Mart se refugió y esperó; esperó durante largo rato hasta que escuchó unos suaves pasos cerca de él. Al voltear el rifle, la voz de Amos dijo:
—Quieto Mart. Los disparos han acabado.
—¿Qué diablos está pasando aquí?
—Futterman se quedó rezagado. Envió a estos dos para que reptaran hasta aquí. Resultaron un blanco sencillo desde donde me encontraba. Sin embargo, Futterman… me hizo falta bastante más cantidad de plomo para cazar a ese. Huía como una cabra escaldada.
—¿Y qué demonios hacías tú por ahí?
—Fui a ver si llevaba mis cuarenta dólares encima —no era la explicación que Mart esperaba, y Amos lo sabía—. Recobré las monedas de oro. Las llevaba todavía en los pantalones. Lo que no sé es dónde están mis monedas de medio dólar.
—Pero ¿cómo… cómo lograste localizarles y atraparles?
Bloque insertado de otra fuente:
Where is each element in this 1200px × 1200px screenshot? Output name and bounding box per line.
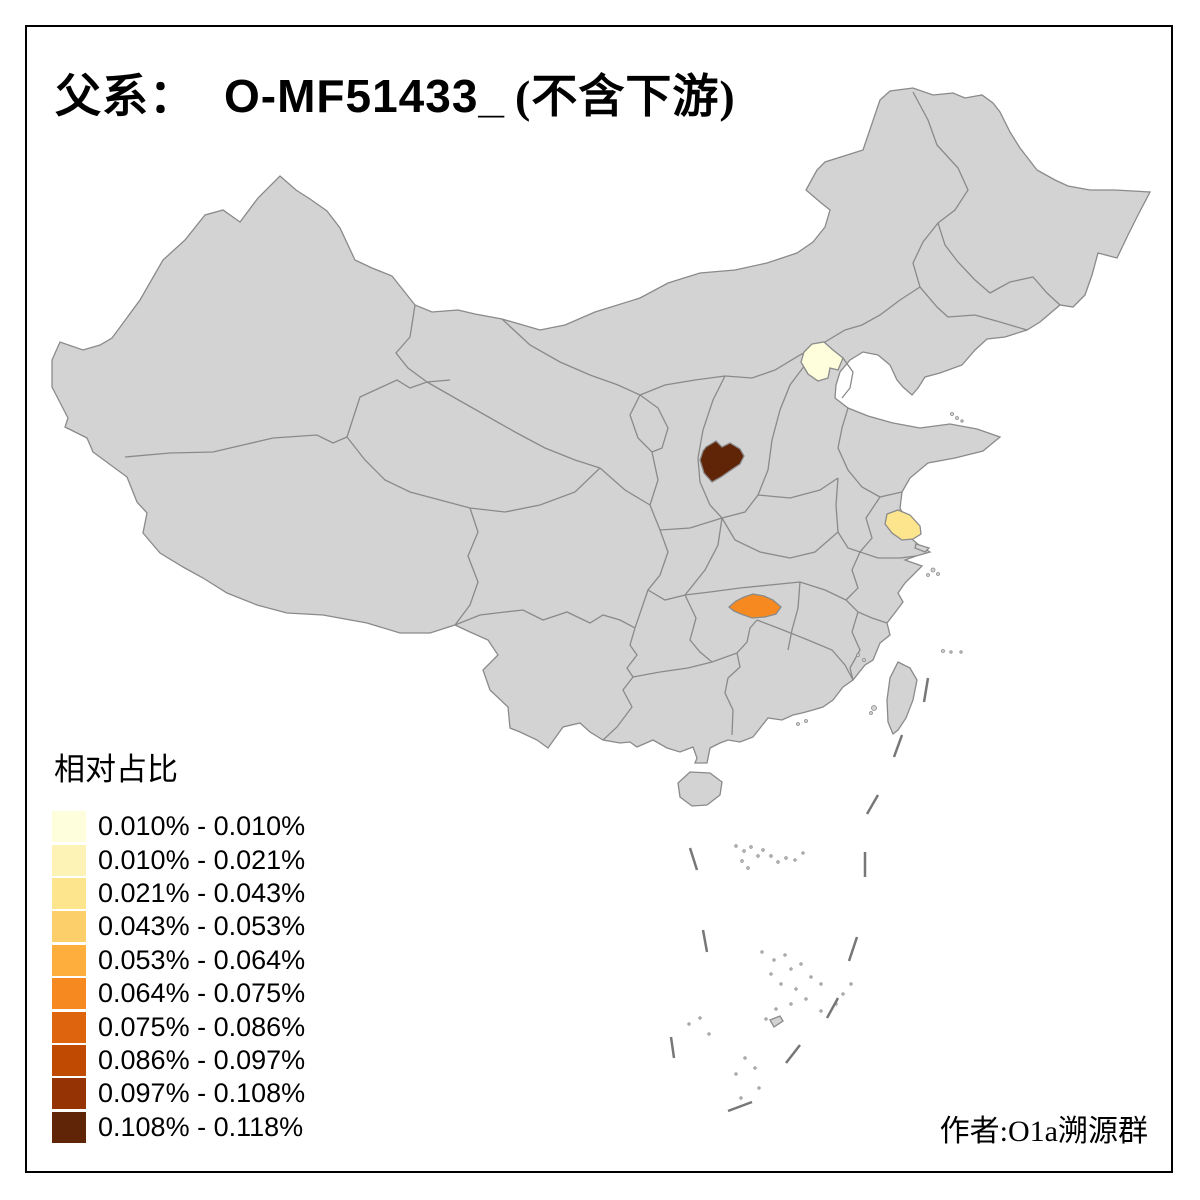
legend-swatch	[52, 811, 86, 843]
region-beijing	[800, 341, 844, 382]
legend-label: 0.021% - 0.043%	[98, 877, 306, 908]
legend-label: 0.010% - 0.021%	[98, 844, 306, 875]
legend-label: 0.108% - 0.118%	[98, 1111, 304, 1142]
legend-item: 0.021% - 0.043%	[52, 877, 306, 909]
legend: 相对占比 0.010% - 0.010% 0.010% - 0.021% 0.0…	[52, 744, 305, 1145]
author-credit: 作者:O1a溯源群	[939, 1115, 1148, 1148]
title-prefix: 父系：	[55, 71, 196, 122]
small-islands	[687, 412, 964, 1100]
legend-swatch	[52, 944, 86, 976]
legend-swatch	[52, 911, 86, 943]
legend-label: 0.064% - 0.075%	[98, 978, 306, 1009]
legend-swatch	[52, 1011, 86, 1043]
region-shanxi-west	[699, 440, 745, 483]
legend-item: 0.053% - 0.064%	[52, 944, 306, 976]
small-island-patch	[769, 1015, 784, 1028]
map-title: 父系： O-MF51433_ (不含下游)	[55, 60, 736, 126]
legend-swatch	[52, 978, 86, 1010]
legend-label: 0.010% - 0.010%	[98, 811, 306, 842]
legend-title: 相对占比	[54, 752, 178, 787]
legend-swatch	[52, 1044, 86, 1076]
legend-swatch	[52, 877, 86, 909]
taiwan-island	[886, 661, 918, 736]
title-haplogroup-code: O-MF51433_	[224, 70, 506, 122]
legend-swatch	[52, 844, 86, 876]
legend-swatch	[52, 1078, 86, 1110]
legend-label: 0.053% - 0.064%	[98, 944, 306, 975]
legend-item: 0.097% - 0.108%	[52, 1078, 306, 1110]
legend-item: 0.108% - 0.118%	[52, 1111, 305, 1143]
legend-item: 0.075% - 0.086%	[52, 1011, 306, 1043]
legend-label: 0.043% - 0.053%	[98, 911, 306, 942]
legend-item: 0.010% - 0.021%	[52, 844, 306, 876]
legend-item: 0.010% - 0.010%	[52, 811, 306, 843]
province-borders	[124, 91, 1061, 741]
legend-item: 0.064% - 0.075%	[52, 978, 306, 1010]
region-jiangsu-southeast	[884, 509, 922, 541]
region-hunan-north	[727, 593, 782, 619]
legend-item: 0.043% - 0.053%	[52, 911, 306, 943]
legend-item: 0.086% - 0.097%	[52, 1044, 306, 1076]
china-mainland-outline	[51, 87, 1152, 764]
hainan-island	[677, 771, 723, 807]
nine-dash-line	[669, 677, 930, 1113]
legend-swatch	[52, 1111, 86, 1143]
legend-label: 0.097% - 0.108%	[98, 1078, 306, 1109]
legend-label: 0.075% - 0.086%	[98, 1011, 306, 1042]
title-suffix: (不含下游)	[515, 71, 736, 122]
legend-label: 0.086% - 0.097%	[98, 1044, 306, 1075]
chongming-island	[914, 543, 931, 553]
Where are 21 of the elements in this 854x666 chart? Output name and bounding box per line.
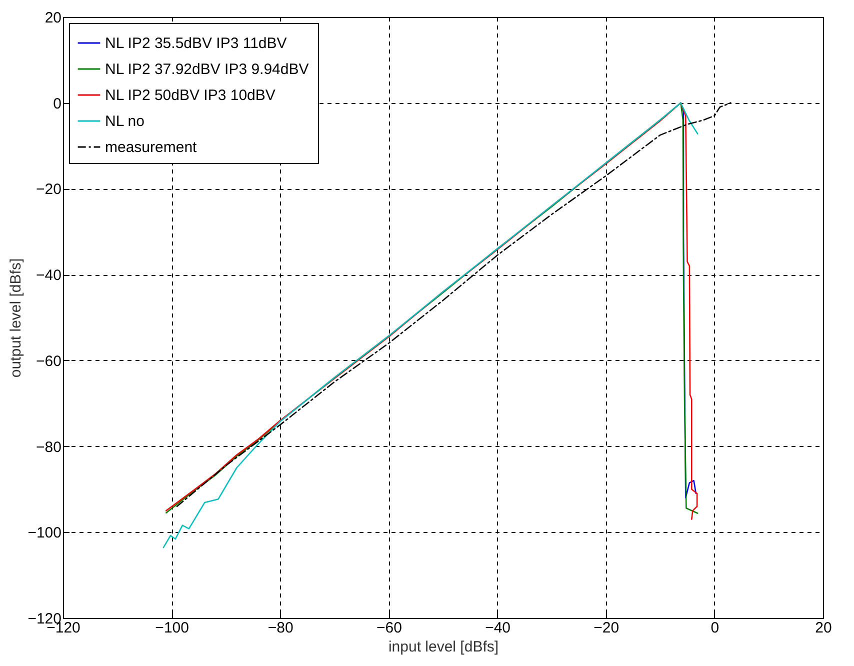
x-axis-title: input level [dBfs] (388, 638, 499, 656)
y-tick-label: 0 (53, 95, 62, 112)
x-tick-label: −20 (594, 620, 620, 636)
y-tick-label: −40 (36, 267, 62, 284)
legend-label: NL IP2 35.5dBV IP3 11dBV (105, 35, 287, 52)
x-tick-label: −60 (376, 620, 402, 636)
x-tick-label: 20 (815, 620, 832, 636)
legend-label: measurement (105, 139, 198, 156)
y-tick-label: −20 (36, 181, 62, 198)
y-tick-label: −80 (36, 438, 62, 456)
legend-label: NL IP2 50dBV IP3 10dBV (105, 87, 276, 104)
y-tick-label: −100 (28, 524, 62, 542)
y-tick-label: −60 (36, 352, 62, 370)
x-tick-label: −100 (155, 620, 189, 636)
x-tick-label: −40 (485, 620, 511, 636)
legend-label: NL no (105, 113, 144, 130)
y-axis-title: output level [dBfs] (8, 258, 25, 378)
x-tick-label: 0 (710, 620, 720, 636)
y-tick-label: 20 (44, 10, 62, 26)
legend-label: NL IP2 37.92dBV IP3 9.94dBV (105, 61, 309, 78)
x-tick-label: −80 (268, 620, 294, 636)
¿Qué se le puede decir a alguien tan seguro de sí mismo, a alguien que muestra tanto desprecio por el azar como para usarte de cebo? Mart podía haberle dicho algo. Hubo unos segundos en el que había tenido a Amos nítidamente en su punto de mira, sin reconocerle. Un poco más de presión en el gatillo pegado a su cabello y Amos habría acabado con la cabeza reventada por pasarse de listo. Pero lo dejó estar.
—De todas formas, hemos salido de esta —dijo Amos.
—No estoy tan seguro de que hayamos salido totalmente de esta. Algo así puede crearnos problemas durante mucho, mucho tiempo.
Amos no le respondió.
A medida que avanzaban, un denso banco de nubes se posó encima de la luna poniente. Una hora más tarde, la nieve comenzó a caer en copos tan grandes que probablemente apagaron las últimas brasas de la fogata que habían dejado atrás. Los rayos de sol sólo encontraron tres tenues montículos allá en el barranco; eran los cuerpos apenas reconocibles bajo la alfombra de nieve.